Selain fao kaju, fao bheto dan fao nio memiliki hukum/adat yang sifatnya umum, ternyata di tingkat ”Nua” atau kampung juga terdapat otonominya sendiri berdasarkan ”Ulu-eko Nua”. ”Nua” mengatur dan mengurus kepentingan ”One Nua” (dalam kampung) dipimpin oleh fungsionaris adat (Dela One Nua, Mosa One Nua, Mosa Ulu Laki Eko, Mosa Wuku Ulu Laki Enga Eko, Mosa Udu Daki Eko). Mereka mengurus berbagai hal menyangkut kepentingan bersama seluruh warga dalam kampung dan tidak boleh ada campur tangan dari kampung lain. Mengatur, mengurus persoalan dalam komunitas seperti : masalah tanah, adat istiadat, perkawinan, pertanian, pesta adat, peradilan adat (mengurus perkara antar warga dalam kampung / bapho untuk menyelesaikan pertiakaian).
Setiap Nua/Kampung terdapat komunitas yang lebih kecil lagi yaitu ”Woe” atau Klan yang sering identik dengan ”Suku” (sebuah interpretasi yang perlu dirumuskan kembali). ”Woe” memiliki struktur kepengurusan tersendiri oleh mereka yang berkesatuan kedarahan (genealogis) dan sangat otonom.
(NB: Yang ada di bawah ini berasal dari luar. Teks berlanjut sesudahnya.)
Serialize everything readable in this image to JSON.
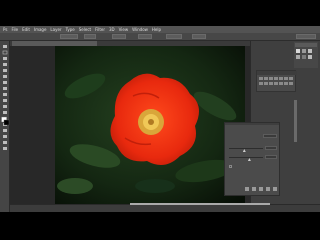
{
  "menu": [
    "Ps",
    "File",
    "Edit",
    "Image",
    "Layer",
    "Type",
    "Select",
    "Filter",
    "3D",
    "View",
    "Window",
    "Help"
  ],
  "document_tab": "",
  "panels": {
    "adjustments": {
      "title": "",
      "sliders": [
        0.45,
        0.6
      ]
    }
  },
  "colors": {
    "app_bg": "#3a3a3a",
    "flower_red": "#e8290e",
    "flower_center": "#e0b040",
    "foliage": "#1f3a1f",
    "foreground_swatch": "#ffffff",
    "background_swatch": "#000000"
  },
  "icons": [
    "move-icon",
    "marquee-icon",
    "lasso-icon",
    "quick-select-icon",
    "crop-icon",
    "eyedropper-icon",
    "healing-icon",
    "brush-icon",
    "stamp-icon",
    "history-brush-icon",
    "eraser-icon",
    "gradient-icon",
    "blur-icon",
    "dodge-icon",
    "pen-icon",
    "type-icon",
    "path-select-icon",
    "shape-icon",
    "hand-icon",
    "zoom-icon"
  ]
}
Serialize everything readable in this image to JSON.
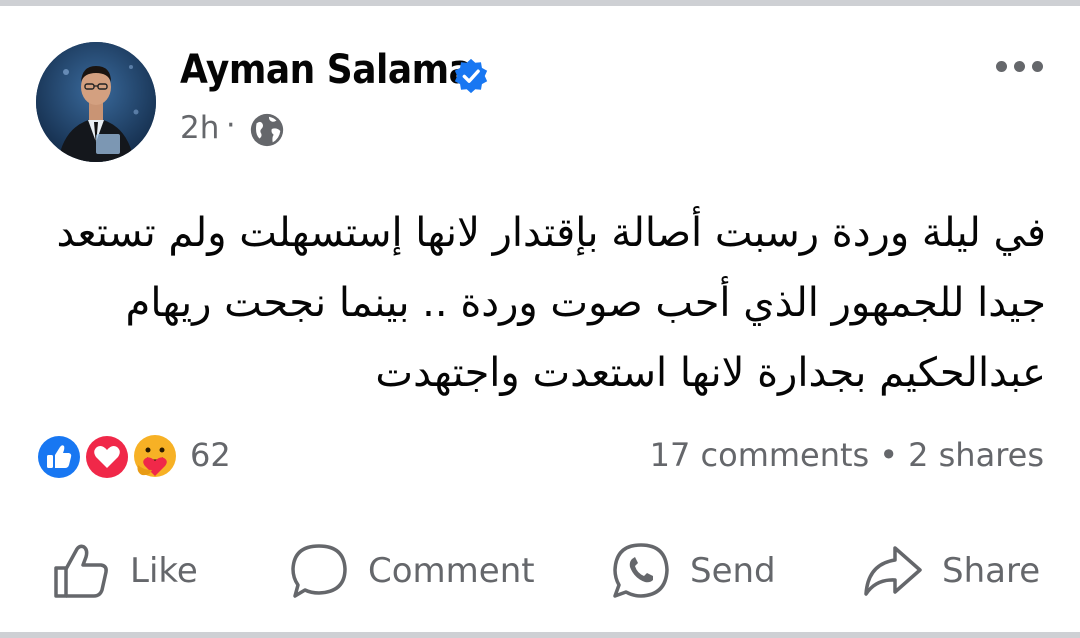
{
  "post": {
    "author": "Ayman Salama",
    "time": "2h",
    "separator": "·",
    "text_lines": [
      "في ليلة وردة رسبت أصالة بإقتدار لانها إستسهلت ولم تستعد",
      "جيدا للجمهور الذي أحب صوت وردة .. بينما نجحت ريهام",
      "عبدالحكيم بجدارة لانها استعدت واجتهدت"
    ],
    "icons": {
      "verified": "verified-badge-icon",
      "privacy": "globe-icon",
      "more": "more-options-icon"
    }
  },
  "reactions": {
    "count": "62",
    "types": [
      "like",
      "love",
      "care"
    ]
  },
  "stats": {
    "comments": "17 comments",
    "separator": "•",
    "shares": "2 shares"
  },
  "actions": {
    "like": "Like",
    "comment": "Comment",
    "send": "Send",
    "share": "Share"
  },
  "colors": {
    "accent": "#1877f2",
    "text": "#050505",
    "secondary_text": "#65676b",
    "like_blue": "#1877f2",
    "love_red": "#f02849",
    "care_yellow": "#f7b125"
  }
}
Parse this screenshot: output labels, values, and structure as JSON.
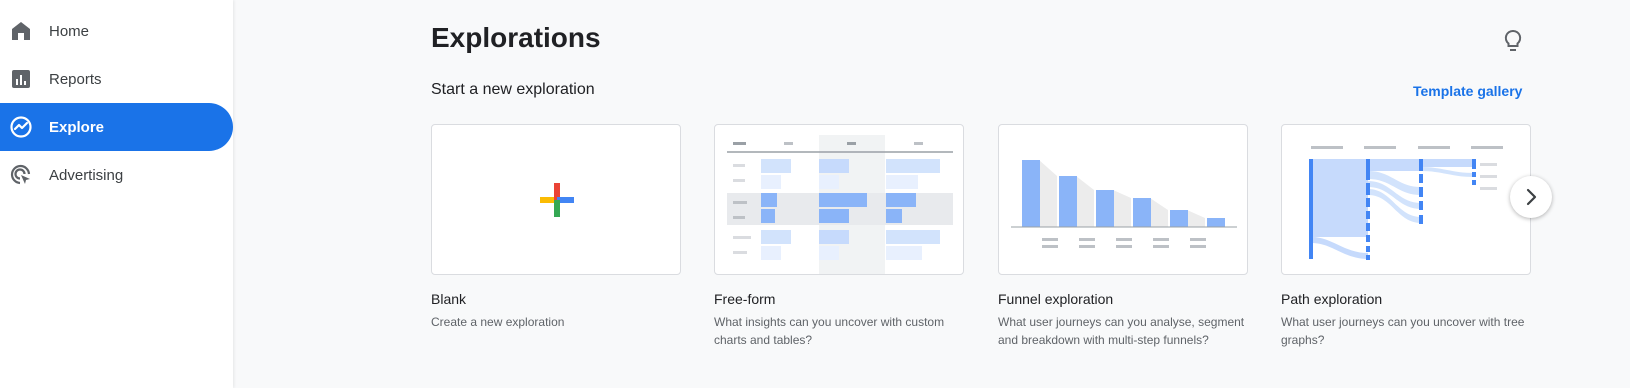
{
  "sidebar": {
    "items": [
      {
        "label": "Home",
        "icon": "home-icon"
      },
      {
        "label": "Reports",
        "icon": "reports-icon"
      },
      {
        "label": "Explore",
        "icon": "explore-icon",
        "active": true
      },
      {
        "label": "Advertising",
        "icon": "advertising-icon"
      }
    ]
  },
  "header": {
    "title": "Explorations"
  },
  "section": {
    "title": "Start a new exploration",
    "template_gallery_label": "Template gallery"
  },
  "cards": [
    {
      "title": "Blank",
      "description": "Create a new exploration"
    },
    {
      "title": "Free-form",
      "description": "What insights can you uncover with custom charts and tables?"
    },
    {
      "title": "Funnel exploration",
      "description": "What user journeys can you analyse, segment and breakdown with multi-step funnels?"
    },
    {
      "title": "Path exploration",
      "description": "What user journeys can you uncover with tree graphs?"
    }
  ],
  "colors": {
    "accent": "#1a73e8",
    "thumb_blue": "#8ab4f8",
    "thumb_light_blue": "#d2e3fc",
    "thumb_grey": "#e8eaed",
    "thumb_dark_blue": "#4285f4",
    "google_red": "#ea4335",
    "google_yellow": "#fbbc04",
    "google_green": "#34a853",
    "google_blue": "#4285f4"
  }
}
Pada tingkat ”Nua” sampai denga ”Toko Wolo” terdapat kepemimpinan dan pemimpin yang kolegial/kepemimpinan bersama atau gotong royong (toö penga toö, rejo penga rejo) yang terdiri dari para Mosa Woe, Pendiri Kampung (Mori Tere Lengi), para fungsionaris seperti para mosa, Mori Kewe atau penguasa tanah ulayat, Mori Teke Wesu/Mori Buku (pemangku fungsi penaggalan/bulan), Mori Padhe Bisa ( imam adat untuk berhubungan dengan para dewa atau leluhur di alam baka). Mereka ini disebut ”Mosa Laki” karena merupakan pemanut yang bijak dan berwibawa, berperan untuk menggerakan masa bila ada tantangan yang menghadang, yang mengganggu keutuhan wilayah teritorial mereka.
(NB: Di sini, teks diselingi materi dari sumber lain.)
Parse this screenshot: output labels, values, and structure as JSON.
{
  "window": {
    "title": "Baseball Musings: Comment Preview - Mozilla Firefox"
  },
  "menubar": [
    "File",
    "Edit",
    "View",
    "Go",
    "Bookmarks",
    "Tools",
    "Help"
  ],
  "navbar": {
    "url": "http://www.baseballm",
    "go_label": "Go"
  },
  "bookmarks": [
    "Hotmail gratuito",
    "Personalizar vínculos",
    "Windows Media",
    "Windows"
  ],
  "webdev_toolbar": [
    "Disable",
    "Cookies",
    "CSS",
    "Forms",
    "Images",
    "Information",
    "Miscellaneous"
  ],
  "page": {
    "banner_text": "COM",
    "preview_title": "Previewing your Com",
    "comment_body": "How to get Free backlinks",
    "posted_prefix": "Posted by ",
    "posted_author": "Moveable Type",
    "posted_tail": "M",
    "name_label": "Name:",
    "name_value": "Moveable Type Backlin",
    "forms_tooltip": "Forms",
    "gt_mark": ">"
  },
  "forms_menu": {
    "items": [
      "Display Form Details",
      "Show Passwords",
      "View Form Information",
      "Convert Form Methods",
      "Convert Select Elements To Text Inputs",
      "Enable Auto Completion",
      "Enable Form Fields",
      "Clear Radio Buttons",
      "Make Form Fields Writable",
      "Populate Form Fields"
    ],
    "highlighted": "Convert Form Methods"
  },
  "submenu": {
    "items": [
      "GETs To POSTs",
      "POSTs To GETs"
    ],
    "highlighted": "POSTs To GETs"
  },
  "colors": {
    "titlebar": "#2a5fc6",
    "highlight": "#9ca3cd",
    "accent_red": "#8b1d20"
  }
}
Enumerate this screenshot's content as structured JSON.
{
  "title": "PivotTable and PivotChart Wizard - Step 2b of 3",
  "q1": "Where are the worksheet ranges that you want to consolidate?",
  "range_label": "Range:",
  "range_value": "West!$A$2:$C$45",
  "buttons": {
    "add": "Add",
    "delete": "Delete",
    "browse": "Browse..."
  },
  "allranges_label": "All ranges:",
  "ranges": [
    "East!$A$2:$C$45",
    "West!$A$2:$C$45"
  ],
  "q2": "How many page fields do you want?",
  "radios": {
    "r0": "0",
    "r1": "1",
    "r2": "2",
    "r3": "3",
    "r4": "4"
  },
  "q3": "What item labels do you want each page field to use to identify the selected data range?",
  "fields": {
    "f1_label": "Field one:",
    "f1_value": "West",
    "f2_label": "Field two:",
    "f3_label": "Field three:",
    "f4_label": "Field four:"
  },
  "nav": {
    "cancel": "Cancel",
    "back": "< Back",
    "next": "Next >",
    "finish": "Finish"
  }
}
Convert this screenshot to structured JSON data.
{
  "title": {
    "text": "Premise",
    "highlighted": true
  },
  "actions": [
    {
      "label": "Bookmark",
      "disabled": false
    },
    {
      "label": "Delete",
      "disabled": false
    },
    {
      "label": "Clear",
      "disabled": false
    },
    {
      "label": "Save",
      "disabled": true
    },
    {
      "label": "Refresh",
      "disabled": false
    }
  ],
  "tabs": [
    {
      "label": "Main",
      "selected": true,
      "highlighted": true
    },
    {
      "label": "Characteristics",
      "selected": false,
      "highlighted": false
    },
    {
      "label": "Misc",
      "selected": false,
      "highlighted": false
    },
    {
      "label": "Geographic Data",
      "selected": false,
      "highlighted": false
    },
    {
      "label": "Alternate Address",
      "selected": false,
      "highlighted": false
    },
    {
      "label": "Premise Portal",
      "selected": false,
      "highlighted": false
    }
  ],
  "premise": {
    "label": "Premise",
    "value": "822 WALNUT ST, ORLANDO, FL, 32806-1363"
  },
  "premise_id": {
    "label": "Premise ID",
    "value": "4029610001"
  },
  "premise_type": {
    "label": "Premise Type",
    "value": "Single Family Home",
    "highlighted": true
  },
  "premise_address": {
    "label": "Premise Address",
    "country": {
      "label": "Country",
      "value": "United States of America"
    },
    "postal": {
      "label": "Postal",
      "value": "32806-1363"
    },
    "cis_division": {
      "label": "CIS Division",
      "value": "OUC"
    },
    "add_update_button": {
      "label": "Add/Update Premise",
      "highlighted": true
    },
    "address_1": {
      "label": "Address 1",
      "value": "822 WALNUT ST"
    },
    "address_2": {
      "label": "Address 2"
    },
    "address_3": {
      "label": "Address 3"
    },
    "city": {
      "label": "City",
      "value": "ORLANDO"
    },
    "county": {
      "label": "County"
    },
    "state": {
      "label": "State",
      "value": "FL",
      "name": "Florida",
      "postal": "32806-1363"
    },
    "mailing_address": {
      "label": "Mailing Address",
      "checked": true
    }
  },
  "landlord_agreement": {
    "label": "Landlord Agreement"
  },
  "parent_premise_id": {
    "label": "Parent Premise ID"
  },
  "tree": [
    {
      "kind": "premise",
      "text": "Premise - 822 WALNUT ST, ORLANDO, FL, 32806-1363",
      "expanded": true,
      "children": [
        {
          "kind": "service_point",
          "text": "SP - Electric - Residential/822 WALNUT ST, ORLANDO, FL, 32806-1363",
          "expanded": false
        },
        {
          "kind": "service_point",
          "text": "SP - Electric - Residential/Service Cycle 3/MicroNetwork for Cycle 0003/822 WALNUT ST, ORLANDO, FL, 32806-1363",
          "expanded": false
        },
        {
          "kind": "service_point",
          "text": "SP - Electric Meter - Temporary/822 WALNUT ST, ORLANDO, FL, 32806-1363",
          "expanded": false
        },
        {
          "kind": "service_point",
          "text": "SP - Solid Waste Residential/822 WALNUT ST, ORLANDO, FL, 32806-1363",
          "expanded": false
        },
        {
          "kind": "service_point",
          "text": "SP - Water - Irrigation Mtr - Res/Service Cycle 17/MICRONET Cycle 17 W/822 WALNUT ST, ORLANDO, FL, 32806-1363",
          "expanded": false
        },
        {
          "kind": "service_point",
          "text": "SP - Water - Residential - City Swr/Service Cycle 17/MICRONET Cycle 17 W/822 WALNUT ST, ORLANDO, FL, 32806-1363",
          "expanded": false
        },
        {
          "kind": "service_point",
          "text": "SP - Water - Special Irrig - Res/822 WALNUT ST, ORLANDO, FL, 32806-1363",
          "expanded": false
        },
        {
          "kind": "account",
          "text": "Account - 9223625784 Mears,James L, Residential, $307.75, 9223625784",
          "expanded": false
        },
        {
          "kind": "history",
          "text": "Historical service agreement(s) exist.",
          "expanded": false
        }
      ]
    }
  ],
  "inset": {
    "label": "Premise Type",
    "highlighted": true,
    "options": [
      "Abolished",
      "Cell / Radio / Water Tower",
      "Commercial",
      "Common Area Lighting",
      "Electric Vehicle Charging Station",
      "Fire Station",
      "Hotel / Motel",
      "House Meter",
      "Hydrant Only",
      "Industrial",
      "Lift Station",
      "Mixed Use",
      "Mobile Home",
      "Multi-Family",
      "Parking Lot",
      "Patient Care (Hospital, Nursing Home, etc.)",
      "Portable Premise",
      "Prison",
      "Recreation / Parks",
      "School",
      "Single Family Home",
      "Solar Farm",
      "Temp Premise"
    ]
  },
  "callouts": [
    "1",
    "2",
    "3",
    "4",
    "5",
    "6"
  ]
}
  1. Struktur Genealogis (Woe)
  2. a. Ngada
Dalam setiap kampung di Ngada ini (Nua) terdapat beberapa ”Woe” atau Klan yang memiliki struktur kepengurusan sendiri oleh para pendukung ”Woe” yang berkesatuan kedarahan (genealogis). Secara fisik di perkampungan tradisional orang Ngada dijumpai monumen yang dibangun di tengah kampung berupa Ngadhu/Madhu, Bhaga, Peo dan Ture. Ada ungkapan ” Ngadhu nee Bhaga tau rada go kisanata”. Berapa jumlah Ngadhu dan Bhaga dalam satu kampung dapatlah diketahui berapa jumlah ”Woe” dalam kampung tersebut.
Woe memegang otonomi tertinggi karena memiliki bidang tanah, hutan terutama tanaman bambu, kelapa, loka, barang-barang mas dan yang paling utama dalam Woe terdapat ”Kesatuan Manusia” dan memiliki pemimpin secara turun temurun. Woe mempunyai kewenangan dan kekuasaan untuk mengatur dan mengurus semua kepentingan dalam kesatuan Woe. Kepemimpinan atau pemimpin dalam Woe disebut ”Ana Koda”. Anakoda biasanya berasal dari Saö Saka Puü dan Saö Meze Saka Lobo yang bila ada upacara Pogo Ngadhu/Madhu dan dibawa masuk dalam kampung maka yang naik berdiri di atas batang Ngadhu adalah Anakoda. Satu berdiri di depan yang disebut Saka Lobo dari Saö Meze Saka Lobo dan satunya di belakang yang disebut Saka Puü dari Saö Meze Saka Puü dan yang ada di bawah yang memiliki peran penting disebut ”Wua Ghao” (Wua Nemo Ghaö Muë).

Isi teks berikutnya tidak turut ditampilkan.